4 de septiembre de 2015

Bayer inicia una campaña para el control de anticoagulación en pacientes con fibrilación

MADRID, 4 Sep. (EUROPA PRESS) -

Bayer HealthCare y la Fundación Española del Corazón han anunciado el inicio de la 'Campaña 2-3', que tiene como objetivo concienciar sobre la necesidad de que los pacientes con fibrilación auricular no valvular mantengan un buen control de la anticoagulación si son tratados con medicamentos antagonistas de la vitamina K.

"Cualquier variación mínima puede elevar significativamente el riesgo de que el paciente sufra un ictus o un sangrado por estar hipo o hipercoagulado", ha explicado el secretario general de la Academia Médico-Quirúrgica Española y experto en Comunicación Audiovisual, Bartolomé Beltrán. Esta campaña está dirigida especialmente a los adultos mayores de 65 años, que representan más del 70 por ciento de los pacientes anticoagulados.

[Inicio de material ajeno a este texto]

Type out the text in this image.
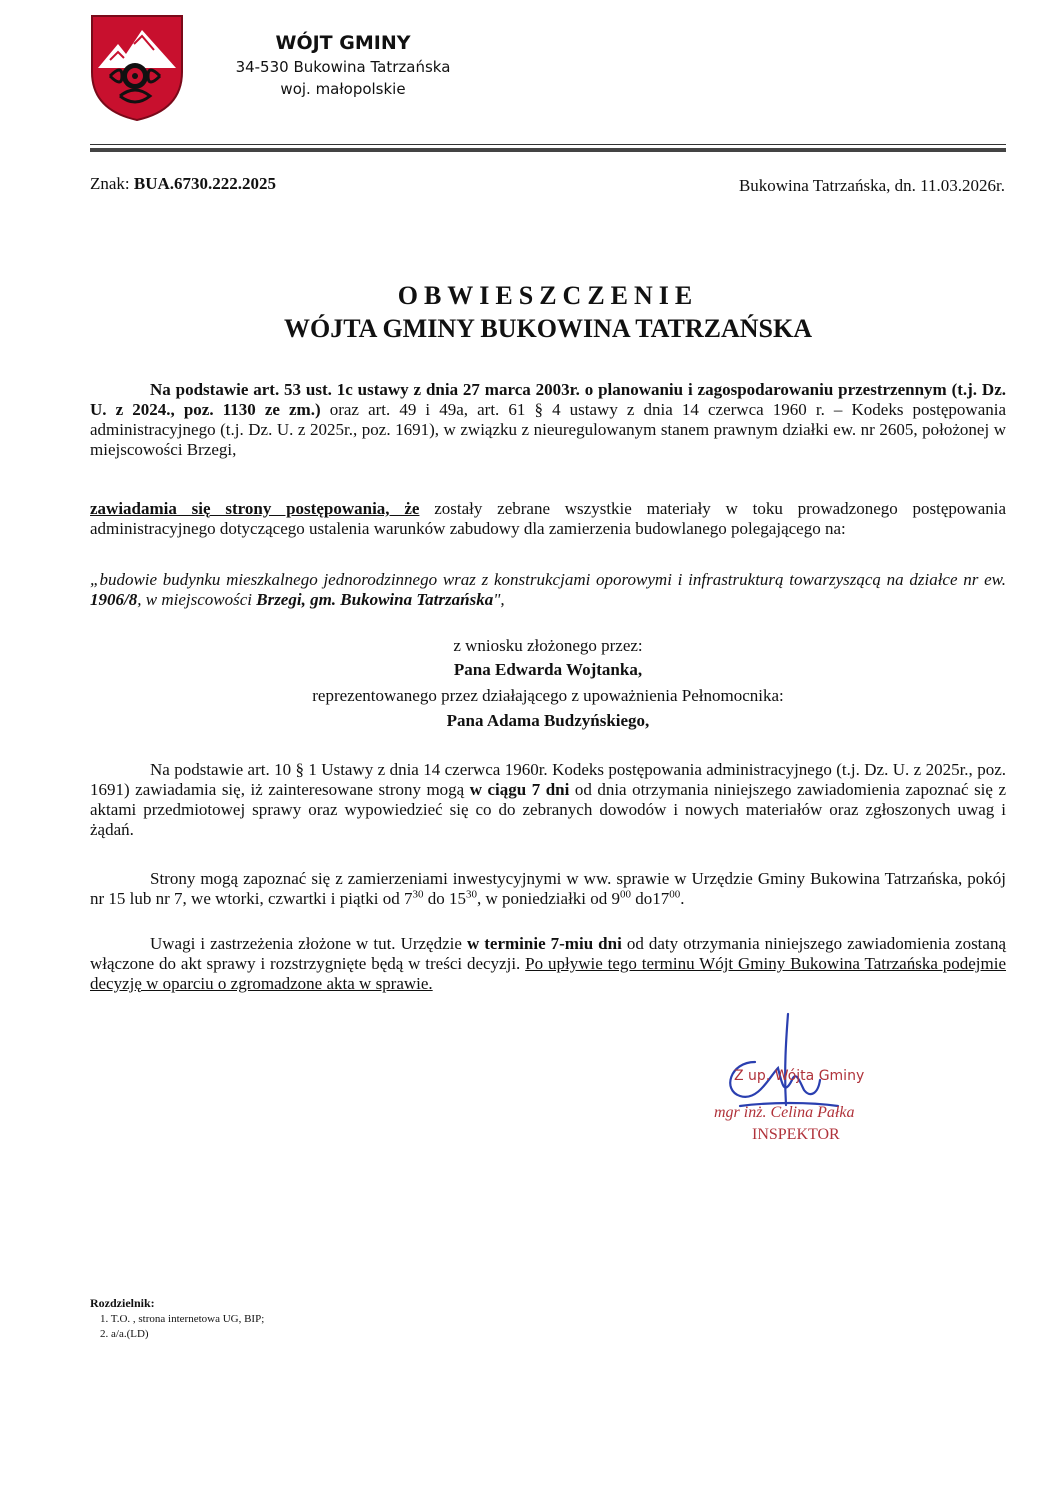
WÓJT GMINY
34-530 Bukowina Tatrzańska
woj. małopolskie
Znak: BUA.6730.222.2025	Bukowina Tatrzańska, dn. 11.03.2026r.
OBWIESZCZENIE
WÓJTA GMINY BUKOWINA TATRZAŃSKA
Na podstawie art. 53 ust. 1c ustawy z dnia 27 marca 2003r. o planowaniu i zagospodarowaniu przestrzennym (t.j. Dz. U. z 2024., poz. 1130 ze zm.) oraz art. 49 i 49a, art. 61 § 4 ustawy z dnia 14 czerwca 1960 r. – Kodeks postępowania administracyjnego (t.j. Dz. U. z 2025r., poz. 1691), w związku z nieuregulowanym stanem prawnym działki ew. nr 2605, położonej w miejscowości Brzegi,
zawiadamia się strony postępowania, że zostały zebrane wszystkie materiały w toku prowadzonego postępowania administracyjnego dotyczącego ustalenia warunków zabudowy dla zamierzenia budowlanego polegającego na:
„budowie budynku mieszkalnego jednorodzinnego wraz z konstrukcjami oporowymi i infrastrukturą towarzyszącą na działce nr ew. 1906/8, w miejscowości Brzegi, gm. Bukowina Tatrzańska",
z wniosku złożonego przez:
Pana Edwarda Wojtanka,
reprezentowanego przez działającego z upoważnienia Pełnomocnika:
Pana Adama Budzyńskiego,
Na podstawie art. 10 § 1 Ustawy z dnia 14 czerwca 1960r. Kodeks postępowania administracyjnego (t.j. Dz. U. z 2025r., poz. 1691) zawiadamia się, iż zainteresowane strony mogą w ciągu 7 dni od dnia otrzymania niniejszego zawiadomienia zapoznać się z aktami przedmiotowej sprawy oraz wypowiedzieć się co do zebranych dowodów i nowych materiałów oraz zgłoszonych uwag i żądań.
Strony mogą zapoznać się z zamierzeniami inwestycyjnymi w ww. sprawie w Urzędzie Gminy Bukowina Tatrzańska, pokój nr 15 lub nr 7, we wtorki, czwartki i piątki od $7^{30}$ do $15^{30}$, w poniedziałki od $9^{00}$ $do17^{00}$.
Uwagi i zastrzeżenia złożone w tut. Urzędzie w terminie 7-miu dni od daty otrzymania niniejszego zawiadomienia zostaną włączone do akt sprawy i rozstrzygnięte będą w treści decyzji. Po upływie tego terminu Wójt Gminy Bukowina Tatrzańska podejmie decyzję w oparciu o zgromadzone akta w sprawie.
Z up. Wójta Gminy
mgr inż. Celina Pałka
INSPEKTOR
Rozdzielnik:
1. T.O. , strona internetowa UG, BIP;
2. a/a.(LD)
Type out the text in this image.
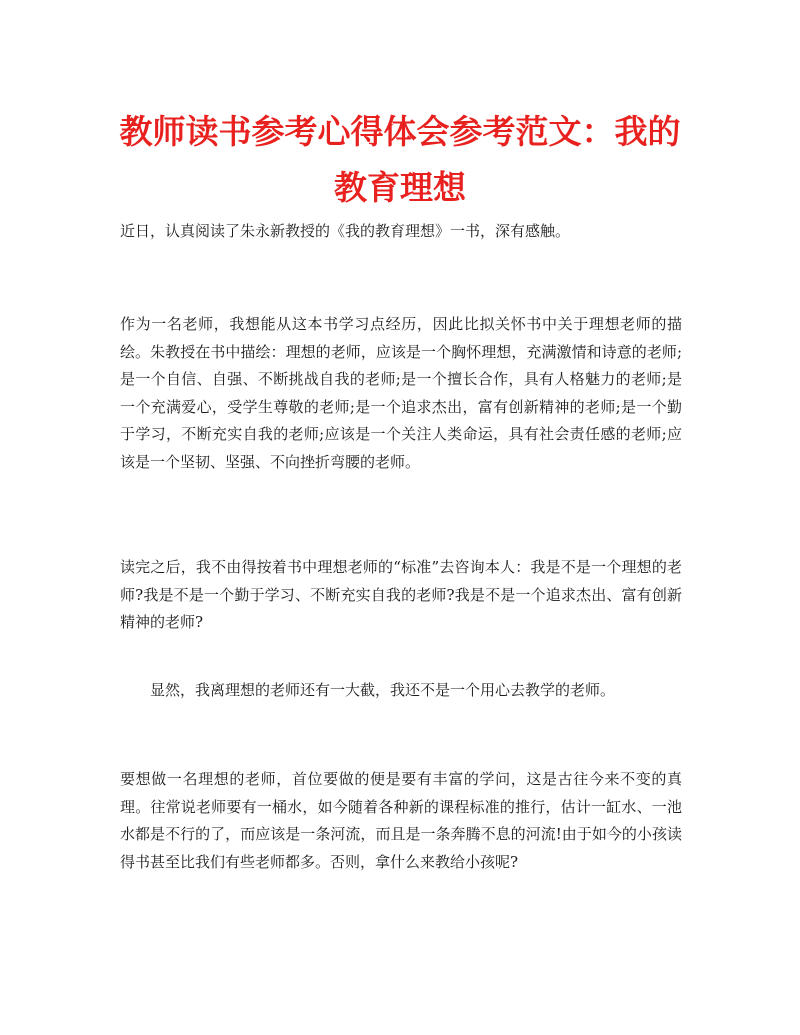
教师读书参考心得体会参考范文：我的教育理想

近日，认真阅读了朱永新教授的《我的教育理想》一书，深有感触。

作为一名老师，我想能从这本书学习点经历，因此比拟关怀书中关于理想老师的描绘。朱教授在书中描绘：理想的老师，应该是一个胸怀理想，充满激情和诗意的老师;是一个自信、自强、不断挑战自我的老师;是一个擅长合作，具有人格魅力的老师;是一个充满爱心，受学生尊敬的老师;是一个追求杰出，富有创新精神的老师;是一个勤于学习，不断充实自我的老师;应该是一个关注人类命运，具有社会责任感的老师;应该是一个坚韧、坚强、不向挫折弯腰的老师。

读完之后，我不由得按着书中理想老师的“标准”去咨询本人：我是不是一个理想的老师?我是不是一个勤于学习、不断充实自我的老师?我是不是一个追求杰出、富有创新精神的老师?

显然，我离理想的老师还有一大截，我还不是一个用心去教学的老师。

要想做一名理想的老师，首位要做的便是要有丰富的学问，这是古往今来不变的真理。往常说老师要有一桶水，如今随着各种新的课程标准的推行，估计一缸水、一池水都是不行的了，而应该是一条河流，而且是一条奔腾不息的河流!由于如今的小孩读得书甚至比我们有些老师都多。否则，拿什么来教给小孩呢?
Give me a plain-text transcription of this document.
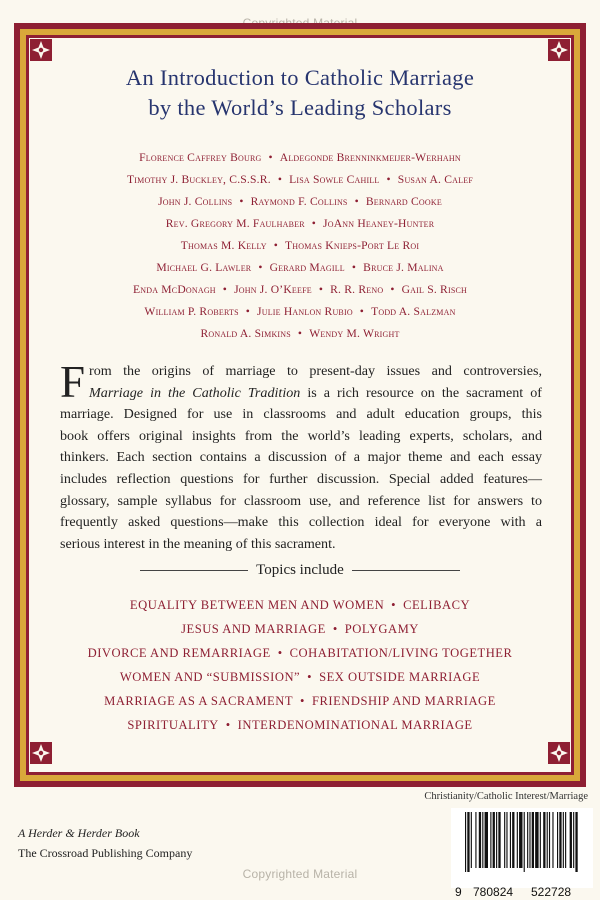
An Introduction to Catholic Marriage
by the World’s Leading Scholars
Florence Caffrey Bourg • Aldegonde Brenninkmeijer-Werhahn
Timothy J. Buckley, C.S.S.R. • Lisa Sowle Cahill • Susan A. Calef
John J. Collins • Raymond F. Collins • Bernard Cooke
Rev. Gregory M. Faulhaber • JoAnn Heaney-Hunter
Thomas M. Kelly • Thomas Knieps-Port Le Roi
Michael G. Lawler • Gerard Magill • Bruce J. Malina
Enda McDonagh • John J. O’Keefe • R. R. Reno • Gail S. Risch
William P. Roberts • Julie Hanlon Rubio • Todd A. Salzman
Ronald A. Simkins • Wendy M. Wright
F rom the origins of marriage to present-day issues and controversies,
Marriage in the Catholic Tradition is a rich resource on the sacrament of
marriage. Designed for use in classrooms and adult education groups, this
book offers original insights from the world’s leading experts, scholars, and
thinkers. Each section contains a discussion of a major theme and each essay
includes reflection questions for further discussion. Special added features—
glossary, sample syllabus for classroom use, and reference list for answers to
frequently asked questions—make this collection ideal for everyone with a
serious interest in the meaning of this sacrament.
Topics include
EQUALITY BETWEEN MEN AND WOMEN • CELIBACY
JESUS AND MARRIAGE • POLYGAMY
DIVORCE AND REMARRIAGE • COHABITATION/LIVING TOGETHER
WOMEN AND “SUBMISSION” • SEX OUTSIDE MARRIAGE
MARRIAGE AS A SACRAMENT • FRIENDSHIP AND MARRIAGE
SPIRITUALITY • INTERDENOMINATIONAL MARRIAGE
Christianity/Catholic Interest/Marriage
A Herder & Herder Book
The Crossroad Publishing Company
9 780824 522728
Copyrighted Material
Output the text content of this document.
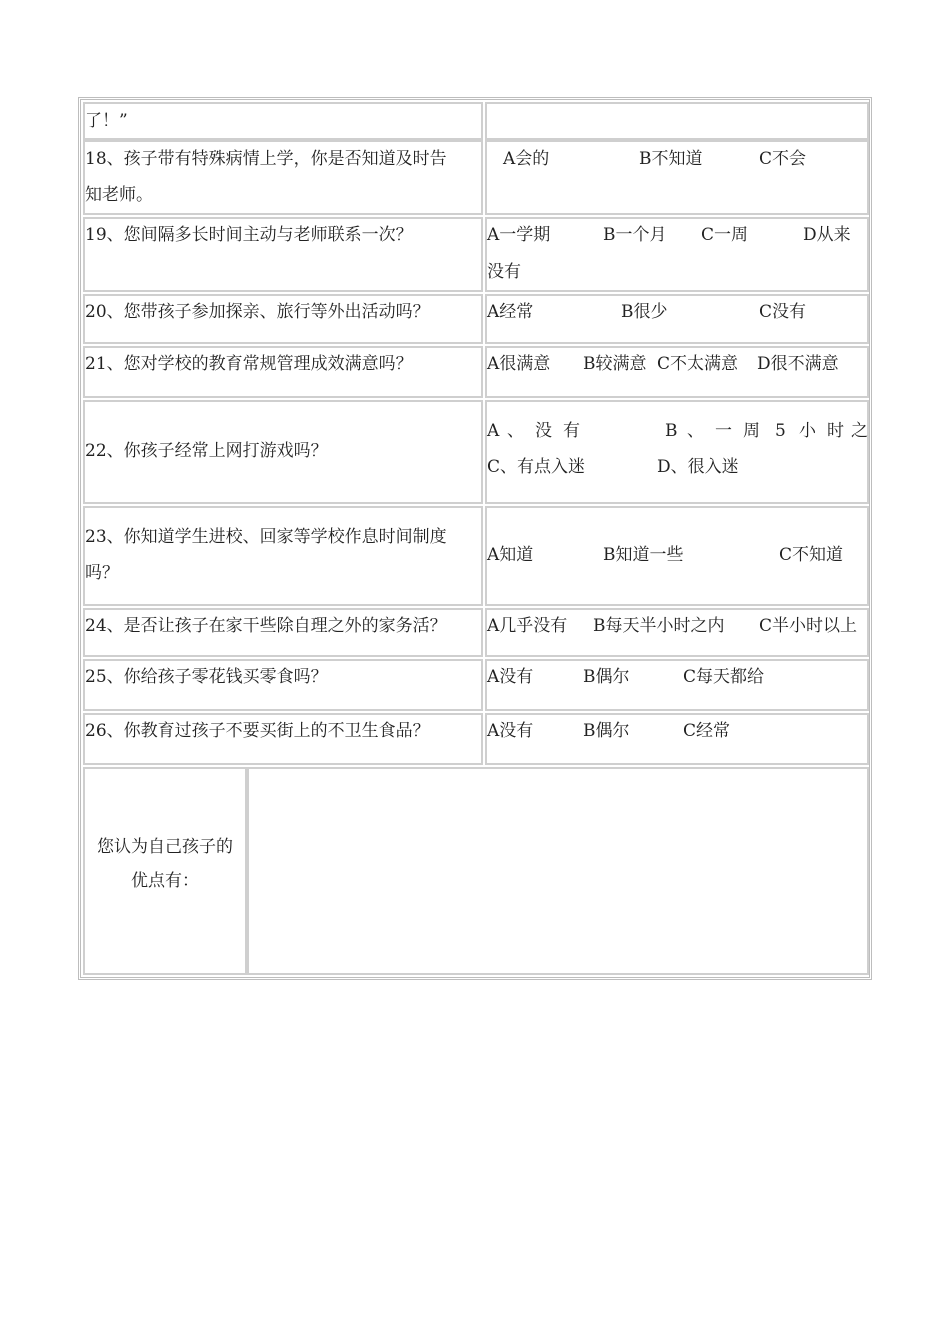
了！”
18、孩子带有特殊病情上学，你是否知道及时告
知老师。
A会的	B不知道	C不会
19、您间隔多长时间主动与老师联系一次？	A一学期	B一个月 C一周	D从来
没有
20、您带孩子参加探亲、旅行等外出活动吗？	A经常	B很少	C没有
21、您对学校的教育常规管理成效满意吗？	A很满意 B较满意 C不太满意 D很不满意
22、你孩子经常上网打游戏吗？
A 、 没 有	B 、 一 周 5 小 时 之
C、有点入迷	D、很入迷
23、你知道学生进校、回家等学校作息时间制度
吗？
A知道	B知道一些	C不知道
24、是否让孩子在家干些除自理之外的家务活？ A几乎没有 B每天半小时之内 C半小时以上
25、你给孩子零花钱买零食吗？	A没有	B偶尔	C每天都给
26、你教育过孩子不要买街上的不卫生食品？	A没有	B偶尔	C经常
您认为自己孩子的
优点有：
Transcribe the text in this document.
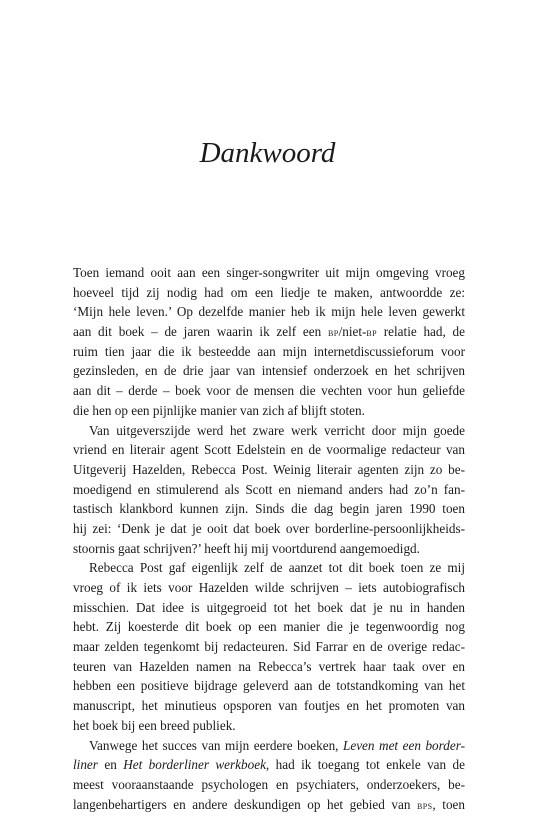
Dankwoord
Toen iemand ooit aan een singer-songwriter uit mijn omgeving vroeg
hoeveel tijd zij nodig had om een liedje te maken, antwoordde ze:
‘Mijn hele leven.’ Op dezelfde manier heb ik mijn hele leven gewerkt
aan dit boek – de jaren waarin ik zelf een bp/niet-bp relatie had, de
ruim tien jaar die ik besteedde aan mijn internetdiscussieforum voor
gezinsleden, en de drie jaar van intensief onderzoek en het schrijven
aan dit – derde – boek voor de mensen die vechten voor hun geliefde
die hen op een pijnlijke manier van zich af blijft stoten.
Van uitgeverszijde werd het zware werk verricht door mijn goede
vriend en literair agent Scott Edelstein en de voormalige redacteur van
Uitgeverij Hazelden, Rebecca Post. Weinig literair agenten zijn zo be-
moedigend en stimulerend als Scott en niemand anders had zo’n fan-
tastisch klankbord kunnen zijn. Sinds die dag begin jaren 1990 toen
hij zei: ‘Denk je dat je ooit dat boek over borderline-persoonlijkheids-
stoornis gaat schrijven?’ heeft hij mij voortdurend aangemoedigd.
Rebecca Post gaf eigenlijk zelf de aanzet tot dit boek toen ze mij
vroeg of ik iets voor Hazelden wilde schrijven – iets autobiografisch
misschien. Dat idee is uitgegroeid tot het boek dat je nu in handen
hebt. Zij koesterde dit boek op een manier die je tegenwoordig nog
maar zelden tegenkomt bij redacteuren. Sid Farrar en de overige redac-
teuren van Hazelden namen na Rebecca’s vertrek haar taak over en
hebben een positieve bijdrage geleverd aan de totstandkoming van het
manuscript, het minutieus opsporen van foutjes en het promoten van
het boek bij een breed publiek.
Vanwege het succes van mijn eerdere boeken, Leven met een border-
liner en Het borderliner werkboek, had ik toegang tot enkele van de
meest vooraanstaande psychologen en psychiaters, onderzoekers, be-
langenbehartigers en andere deskundigen op het gebied van bps, toen
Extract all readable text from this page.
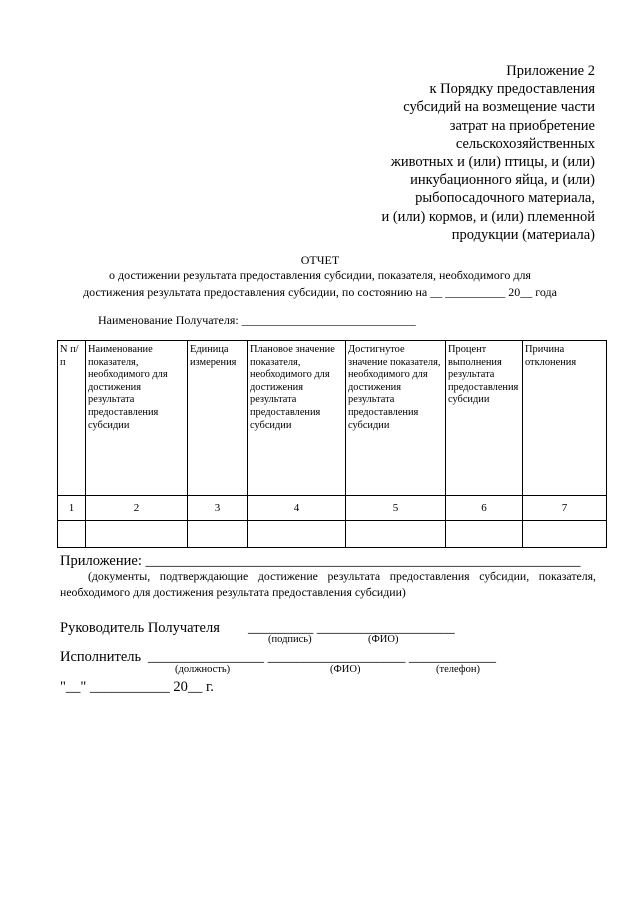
Приложение 2
к Порядку предоставления
субсидий на возмещение части
затрат на приобретение
сельскохозяйственных
животных и (или) птицы, и (или)
инкубационного яйца, и (или)
рыбопосадочного материала,
и (или) кормов, и (или) племенной
продукции (материала)
ОТЧЕТ
о достижении результата предоставления субсидии, показателя, необходимого для
достижения результата предоставления субсидии, по состоянию на __ __________ 20__ года
Наименование Получателя: _____________________________
N п/п	Наименование показателя, необходимого для достижения результата предоставления субсидии	Единица измерения	Плановое значение показателя, необходимого для достижения результата предоставления субсидии	Достигнутое значение показателя, необходимого для достижения результата предоставления субсидии	Процент выполнения результата предоставления субсидии	Причина отклонения
1	2	3	4	5	6	7

Приложение: ____________________________________________________________
(документы, подтверждающие достижение результата предоставления субсидии, показателя, необходимого для достижения результата предоставления субсидии)
Руководитель Получателя _________ ___________________
(подпись)	(ФИО)
Исполнитель ________________ ___________________ ____________
(должность)	(ФИО)	(телефон)
"__" ___________ 20__ г.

La campaña consistirá en la entrega de folletos en los mercados municipales, centros auditivos y centros especializados de varias ciudades del país. La directora de comunicación de Bayer España, Carlota Gómez, ha señalado que el objetivo es que "los pacientes acudan al médico o enfermera si no consiguen que sus valores de INR estén entre 2 y 3, ya que ellos son quienes pueden tomar las acciones terapéuticas más adecuadas".

Actualmente existen dos tipos de medicamentos coagulantes orales, los antagonistas de la vitamina K y los de acción directa (ACODs). Los primeros pueden interactuar con algunos alimentos u otros medicamentos, por lo que el paciente debe ser monitorizado para comprobar que sus valores de INR en sangre se encuentran en un rango terapéutico entre 2 y 3. Si los niveles son diferentes, el paciente corre el riesgo de sufrir un ictus o un sangrado.

En España, aproximadamente 800 mil personas padecen fibrilación auricular no valvular, un tipo de arritmia que provoca la formación de coágulos en el corazón que pueden llegar al cerebro, por lo que necesitan tomar un tratamiento anticoagulante. Según estudios en la práctica clínica real, el 40 por ciento de los pacientes bajo este tipo de tratamientos no consiguen controlar bien sus niveles de INR.